Uruguayan beef cuts will be equally unfamiliar to most North Americans. The most popular is asado de tira-a long, thin cross section of rib roast that literally buries the plate. The noises of the market are punctuated by the high-pitched whine of the meat saw, cutting sides of beef into asados. The generous marbling makes the meat incredibly succulent, while the rib bones provide extra flavor. Another popular cut is the pulpa, smokily charred "breast," which is similar to brisket.
No-Frills Dining
Whatever you order, know that it will be served with the utmost simplicity. The plate is cheap stamped metal. The accompaniments are limited to
a parsley and garlic sauce called chimichurri (think of it as South American pesto) and a tomato, onion, and pepper relish known as salsa criolla. Some restaurants follow the example of Uruguay’s northern neighbor, Brazil, serving farofa (toasted manioc flour) for sprinkling over the meat to absorb the juices.
To round out your meal, you might have a baked potato or simple salad of lettuce, tomato, and onions. Desserts are usually packaged confections that are as intensely sugary as the espresso served after the meal.
Another popular lunch spot is Don Garcia, named for its jovial proprietor, who runs the restaurant with his dark-eyed wife, Alicia. This tiny eatery has no tables, and you’ll probably have to wait a while for a seat at the red granite counter. However long it takes, don’t miss it, for Don Garcia serves some of the best, most reasonably priced food at the Mercado. Two could eat themselves silly for 63 pesos (about $12) by ordering the parillada (mixed grill). You’ll be presented with a sizzling-hot plate heaped with chorizo, morcilla, salchicha, several types of innards, and even a steak. Another of the Don’s specialties is grilled bread, which Garcia slathers with oil and garlic. To wash it down there’s a sort of Uruguayan sangria made with ginger ale and red wine.

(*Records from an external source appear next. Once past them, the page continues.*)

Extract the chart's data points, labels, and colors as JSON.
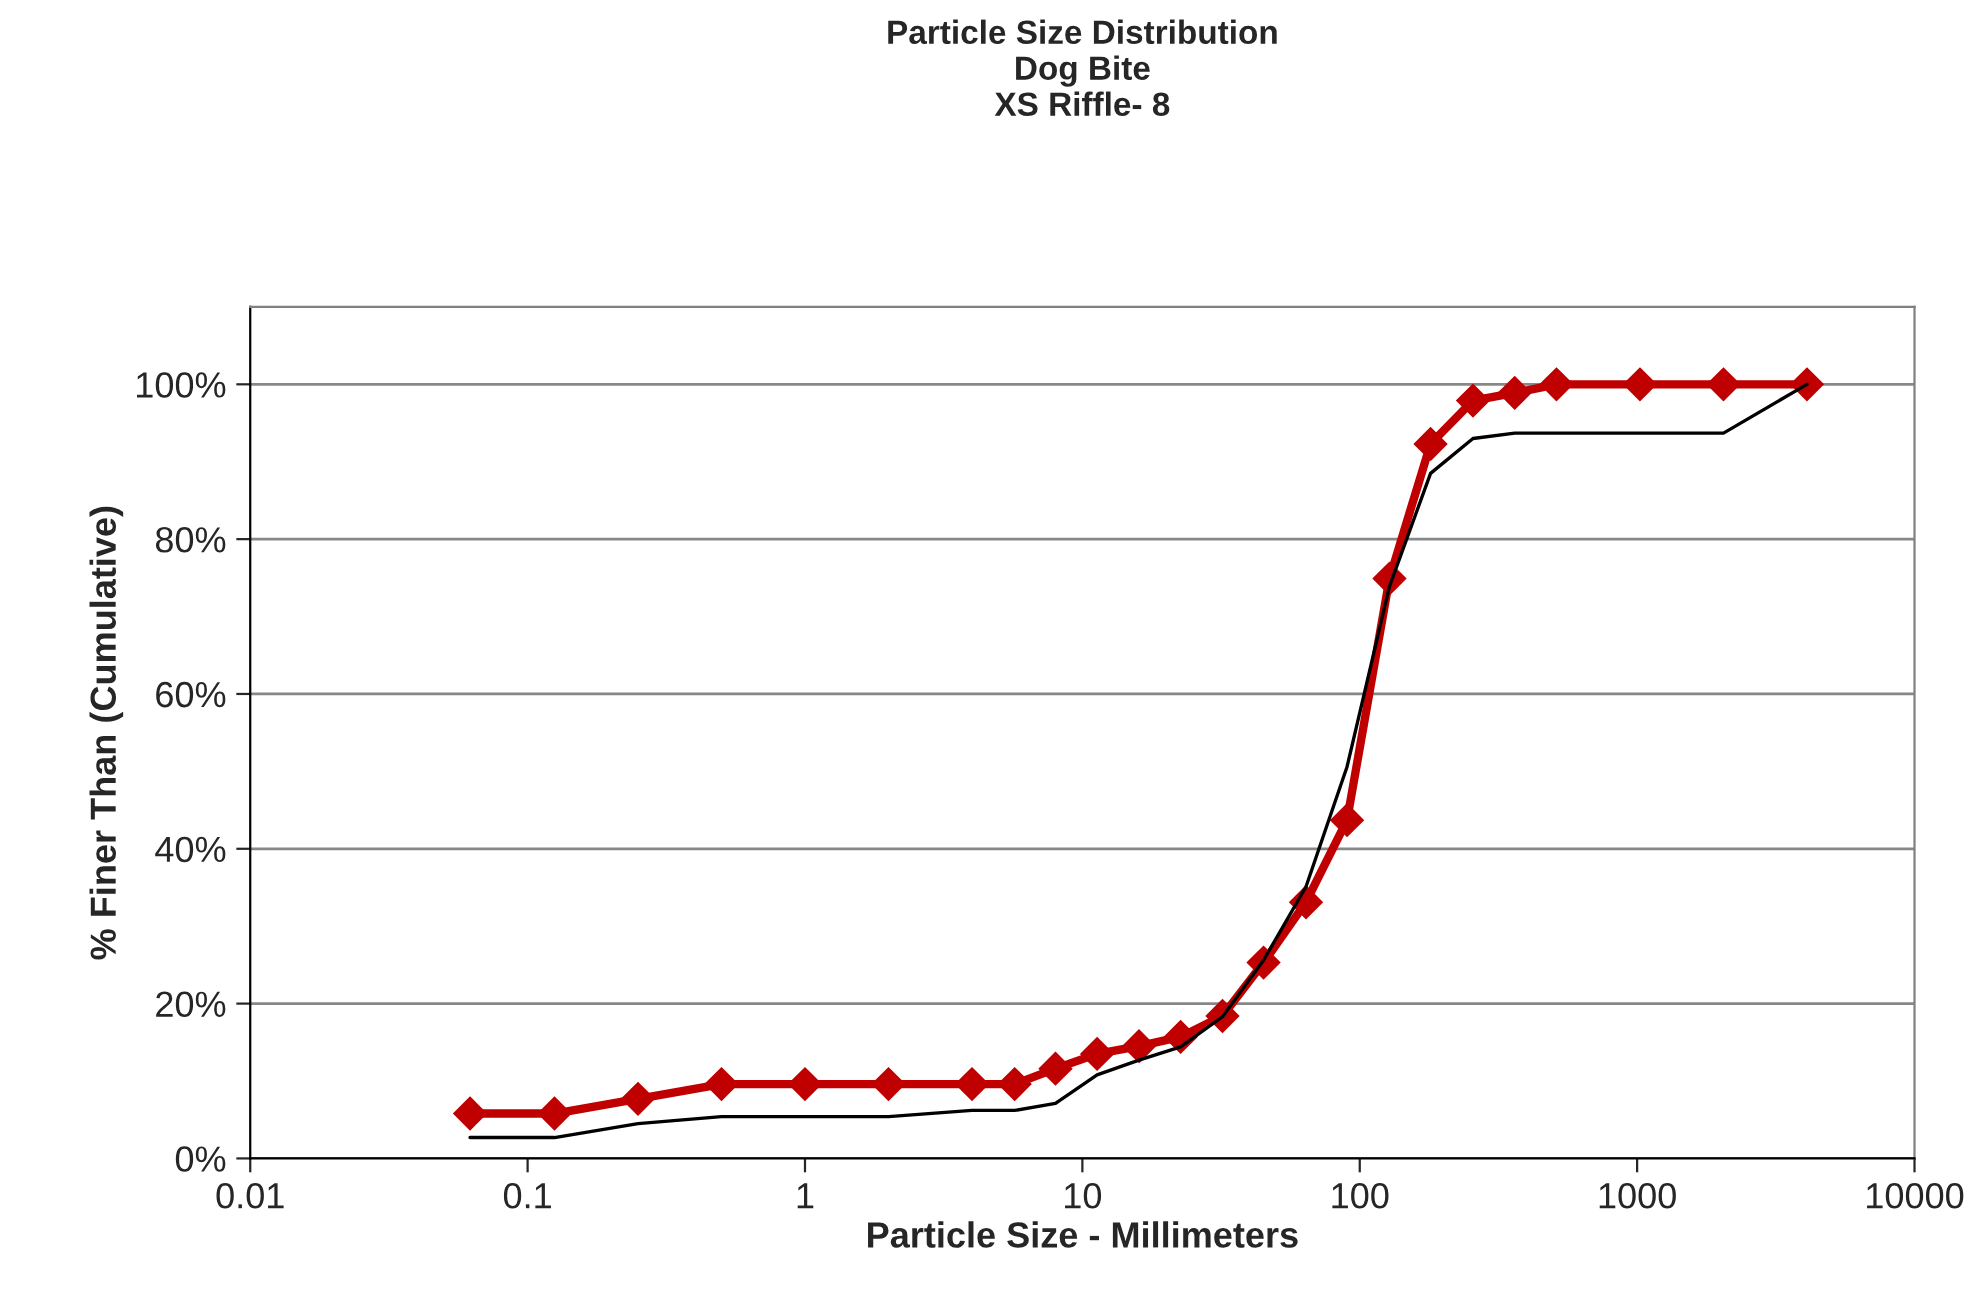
{
  "chart_data": {
    "type": "line",
    "title": "Particle Size Distribution\nDog Bite\nXS Riffle- 8",
    "xlabel": "Particle Size - Millimeters",
    "ylabel": "% Finer Than (Cumulative)",
    "log": "x",
    "grid": "y",
    "legend": false,
    "x": [
      0.062,
      0.125,
      0.25,
      0.5,
      1,
      2,
      4,
      5.7,
      8,
      11.3,
      16,
      22.6,
      32,
      45,
      64,
      90,
      128,
      180,
      256,
      362,
      512,
      1024,
      2048,
      4096
    ],
    "series": [
      {
        "color": "#000000",
        "marker": "none",
        "values": [
          2.7,
          2.7,
          4.5,
          5.4,
          5.4,
          5.4,
          6.2,
          6.2,
          7.1,
          10.8,
          12.7,
          14.4,
          18.3,
          25.6,
          35.1,
          50.6,
          73.9,
          88.5,
          93.0,
          93.7,
          93.7,
          93.7,
          93.7,
          100
        ]
      },
      {
        "color": "#c00000",
        "marker": "diamond",
        "values": [
          5.8,
          5.8,
          7.7,
          9.6,
          9.6,
          9.6,
          9.6,
          9.6,
          11.6,
          13.5,
          14.5,
          15.7,
          18.4,
          25.3,
          33.1,
          43.7,
          74.9,
          92.3,
          97.9,
          98.9,
          100,
          100,
          100,
          100
        ]
      }
    ],
    "xlim": [
      0.01,
      10000
    ],
    "xticks": [
      0.01,
      0.1,
      1,
      10,
      100,
      1000,
      10000
    ],
    "ylim": [
      0,
      110
    ],
    "yticks": [
      {
        "value": 0,
        "label": "0%"
      },
      {
        "value": 20,
        "label": "20%"
      },
      {
        "value": 40,
        "label": "40%"
      },
      {
        "value": 60,
        "label": "60%"
      },
      {
        "value": 80,
        "label": "80%"
      },
      {
        "value": 100,
        "label": "100%"
      }
    ]
  }
}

The Mercado del Puerto is mainly a lunch spot: Most of the grills close by 6:00 p.m. At least one restaurant reopens for dinner: El Palenque. Founded in 1964, this popular eatery straddles the east wall of the market. At lunchtime, patrons line up at its marketside counter. At night, there’s a streetside dining room with country hams hanging from the rafters and a terrace with plastic café chairs.

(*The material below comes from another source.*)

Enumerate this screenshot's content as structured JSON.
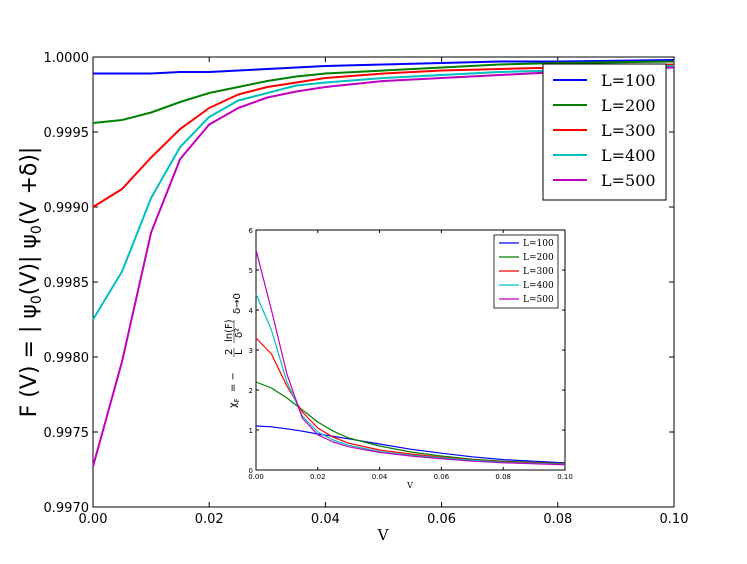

El Palenque serves the sort of staunchly carnivorous fare found throughout the Mercado del Puerto, but there are two house specialties that will delight nonmeat eaters. The first is provolone asado, grilled slabs of provolone cheese sprinkled with olive oil, oregano, and pimientos. The second are grilled sardines-among the rare seafood I saw at the market.
El Palenque’s owner, Emilio Gonzales Portela, came to work here in the 1960s as a humble grill man. Today he owns the restaurant, which serves 400 customers a day. I guess you could call it the American dream-Montevidean style.